Manhattan DA dismisses 4,503 marijuana cases

Manhattan District Attorney Cyrus R. Vance, Jr., this week appeared virtually in Manhattan Criminal Court and moved to dismiss 4,503 marijuana cases, preventing unnecessary future contacts with the criminal justice system, eliminating the collateral consequences associated with having an open marijuana case, and empowering New Yorkers to interact with law enforcement without fear of arrest or deportation.

The motion follows the D.A.’s Office’s 2018 en masse dismissal of 3,042 cases after the enactment of its “Decline-to-Prosecute” policy for marijuana possession and smoking.

“Dismissing marijuana cases en masse is an important step toward addressing the decades of racial disparities behind marijuana enforcement in New York City,” said Vance. “But Albany must not delay in implementing its promises to legalize marijuana in New York State. Legal sales for adult use – not just decriminalization – are necessary to stymie illicit markets operating without regulatory controls, address discriminatory enforcement, and meaningfully advance social justice.”

In 2018, the D.A.’s Office dismissed all 3,042 cases available in its records dating back to 1978, wherein the only remaining charge was marijuana possession or smoking under PL 221.10(1), a class B misdemeanor, or PL 221.05, a violation.

Vance appeared in Manhattan Criminal Court to dismiss an additional 4,503 cases, including 1,794 Criminal Court cases and 2,709 Summons cases ranging from violations to E felonies.

Judge John Z. Wang granted D.A. Vance’s motion to vacate the underlying bench warrants and dismiss the cases en masse.
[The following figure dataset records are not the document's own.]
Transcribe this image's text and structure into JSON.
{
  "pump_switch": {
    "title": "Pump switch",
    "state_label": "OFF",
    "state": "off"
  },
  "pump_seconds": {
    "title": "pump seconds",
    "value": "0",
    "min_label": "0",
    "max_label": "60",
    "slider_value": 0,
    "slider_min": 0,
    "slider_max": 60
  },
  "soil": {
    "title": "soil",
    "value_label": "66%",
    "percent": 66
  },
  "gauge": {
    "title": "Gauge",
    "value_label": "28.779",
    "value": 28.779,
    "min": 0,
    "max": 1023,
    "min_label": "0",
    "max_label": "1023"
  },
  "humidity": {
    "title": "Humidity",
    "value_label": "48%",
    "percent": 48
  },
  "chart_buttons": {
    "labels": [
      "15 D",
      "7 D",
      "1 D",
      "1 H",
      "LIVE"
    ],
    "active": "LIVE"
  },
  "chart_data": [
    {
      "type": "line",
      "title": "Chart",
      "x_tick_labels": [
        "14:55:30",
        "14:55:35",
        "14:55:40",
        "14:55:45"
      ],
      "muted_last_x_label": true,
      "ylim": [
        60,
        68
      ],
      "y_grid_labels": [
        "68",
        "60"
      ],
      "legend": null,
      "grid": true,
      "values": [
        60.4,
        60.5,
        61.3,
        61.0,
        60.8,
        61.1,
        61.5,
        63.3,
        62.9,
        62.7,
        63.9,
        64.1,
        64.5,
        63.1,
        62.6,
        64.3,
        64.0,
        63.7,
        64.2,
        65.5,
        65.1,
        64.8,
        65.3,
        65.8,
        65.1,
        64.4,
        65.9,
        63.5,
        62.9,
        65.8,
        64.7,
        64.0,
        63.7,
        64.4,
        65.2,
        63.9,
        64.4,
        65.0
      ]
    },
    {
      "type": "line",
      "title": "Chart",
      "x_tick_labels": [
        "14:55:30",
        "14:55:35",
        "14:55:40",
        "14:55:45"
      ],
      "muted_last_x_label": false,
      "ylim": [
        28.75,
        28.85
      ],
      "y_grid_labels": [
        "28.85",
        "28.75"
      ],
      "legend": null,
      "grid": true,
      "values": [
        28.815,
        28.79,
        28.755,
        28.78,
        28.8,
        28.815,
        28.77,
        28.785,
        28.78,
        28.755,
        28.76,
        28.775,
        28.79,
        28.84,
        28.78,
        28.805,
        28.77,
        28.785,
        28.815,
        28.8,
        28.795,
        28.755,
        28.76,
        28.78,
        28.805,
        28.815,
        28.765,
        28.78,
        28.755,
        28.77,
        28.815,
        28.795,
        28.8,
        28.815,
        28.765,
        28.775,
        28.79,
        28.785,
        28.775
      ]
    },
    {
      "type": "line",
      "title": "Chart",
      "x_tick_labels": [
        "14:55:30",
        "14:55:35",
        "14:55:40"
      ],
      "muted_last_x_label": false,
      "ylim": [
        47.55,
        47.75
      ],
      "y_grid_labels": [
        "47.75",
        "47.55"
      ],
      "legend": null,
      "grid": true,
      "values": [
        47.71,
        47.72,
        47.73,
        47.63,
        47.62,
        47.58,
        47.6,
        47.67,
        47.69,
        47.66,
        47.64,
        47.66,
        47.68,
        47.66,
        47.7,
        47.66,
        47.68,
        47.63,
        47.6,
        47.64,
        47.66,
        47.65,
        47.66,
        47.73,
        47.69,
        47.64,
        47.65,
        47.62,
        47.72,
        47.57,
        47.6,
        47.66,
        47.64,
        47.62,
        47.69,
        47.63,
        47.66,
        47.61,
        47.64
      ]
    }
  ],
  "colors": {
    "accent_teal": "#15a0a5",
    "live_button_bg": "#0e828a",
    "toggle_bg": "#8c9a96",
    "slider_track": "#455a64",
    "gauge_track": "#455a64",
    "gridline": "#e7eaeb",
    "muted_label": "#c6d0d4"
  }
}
In moving to dismiss the cases, Vance said, “As Your Honor has said, we are here today to address the more than 4,000 open Criminal Court bench warrants for marijuana possession and sale under, now repealed, Penal Law 221. The decriminalization of these marijuana offenses marks an important change in our law and one that I have advocated for over the past several years. It is a step toward addressing the decades of racial disparities inherent in enforcement of this law and negative collateral consequences stemming from those charges."

"It is our experience that outstanding warrants for these low-level cases drive law enforcement and our communities apart: New Yorkers with warrants face unnecessary loss of employment, housing, and immigration consequences, and because they fear that they will be arrested for an open warrant, they sometimes are reluctant to collaborate with the NYPD and District Attorneys," said Vance. "That undermines public safety. By vacating these warrants, we are also preventing unnecessary future interactions with the criminal justice system."

Repeal of New York’s marijuana law and dismissal of the cases removes the adverse consequences for job prospects, school attendance, housing applications, and immigration status for those charged with a criminal offense.

New Jersey Attorney General Gurbir Grewal ordered prosecutors to drop cases for cannabis-related offenses in February.

Grewal also issued separate guidance for police on how to proceed under the updated laws.

However, the law signed by Governor Phil Murphy still provides up to 20 years in prison for possession of marijuana despite a two-thirds majority of New Jersey voters approval of a ballot measure legalizing cannabis.